Partout, en effet, des protestations étaient faites contre la guerre. Les internationaux français envoyèrent aux travailleurs allemands, celle qui suit :

Frères d’Allemagne,

Au nom de la paix, n’écoutez pas les voix stipendiées ou serviles qui chercheraient à vous tromper sur le véritable esprit de la France.

Restez sourds à des provocations insensées, car la guerre entre nous serait une guerre fratricide.

Restez calmes comme peut le faire sans compromettre sa dignité un grand peuple courageux.

Nos divisions n’amèneraient des deux côtés du Rhin que le triomphe complet du despotisme.

Frères d’Espagne, nous aussi, il y a vingt ans, nous crûmes voir poindre l’aube de la liberté ; que l’histoire de nos fautes vous serve au moins d’exemple. Maîtres aujourd’hui de vos destinées, ne vous courbez pas comme nous sous une nouvelle tutelle.

L’indépendance que vous avez conquise déjà scellée de notre sang, est le souverain bien, sa perte, croyez-nous, est pour les peuples majeurs la cause des regrets les plus poignants.

Travailleurs de tous les pays, quoi qu’il arrive de nos efforts communs, nous, membres de l’Internationale des travailleurs, qui ne connaissons plus de frontières, nous vous adressons, comme un gage de solidarité indissoluble les vœux et les saluts des travailleurs de France.

Les Internationaux français.

 

Les internationaux allemands répondirent :

Frères de France,

Nous aussi, nous voulons la paix, le travail et la liberté, c’est pourquoi nous nous associons de tout notre cœur à votre protestation, inspirée d’un ardent enthousiasme contre tous les obstacles mis à notre développement pacifique, principalement par les sauvages guerres.
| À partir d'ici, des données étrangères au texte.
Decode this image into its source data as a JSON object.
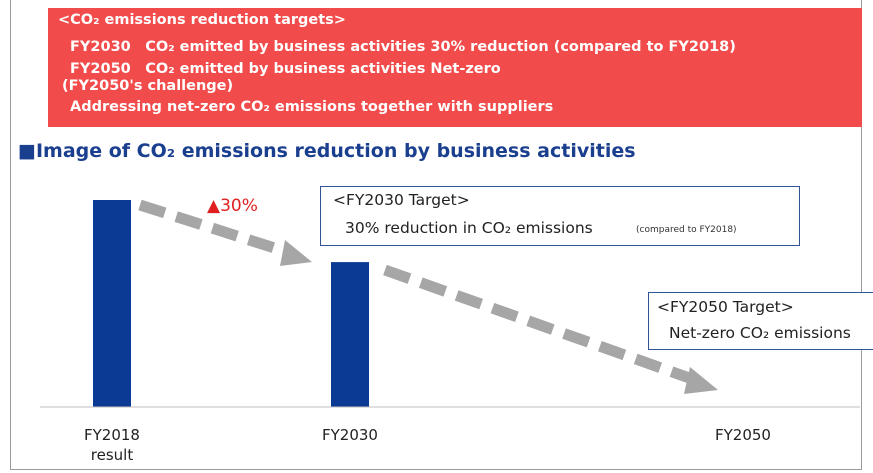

Animés de sentiments fraternels, nous unissons nos mains aux vôtres et nous vous affirmons comme des hommes d’honneur qui ne savent pas mentir, qu’il ne se trouve pas dans nos cœurs la moindre haine nationale, que nous subissons la force, et n’entrons que contraints et forcés dans les bandes guerrières qui vont répandre la misère et la ruine dans les champs paisibles de nos pays.

Nous aussi, nous sommes hommes de combat, mais nous voulons combattre en travaillant pacifiquement et de toutes nos forces pour le bien des nôtres et de l’humanité ; nous voulons combattre pour la liberté, l’égalité et la fraternité, combattre contre le despotisme des tyrans qui oppriment la sainte liberté, contre le mensonge et la perfidie, de quelque part qu’ils viennent.

Solennellement, nous vous promettons, que ni le bruit des tambours, ni le tonnerre des canons ; ni victoire, ni défaite, ne nous détourneront de notre travail pour l’union des prolétaires de tous les pays.

Nous aussi, nous ne connaissons plus de frontières parce que nous savons que des deux côtés du Rhin, que dans la vieille Europe, comme dans la jeune Amérique, vivent nos frères, avec lesquels nous sommes prêts à aller à la mort, pour le but de nos efforts : la république sociale. Vivent la paix, le travail, la liberté !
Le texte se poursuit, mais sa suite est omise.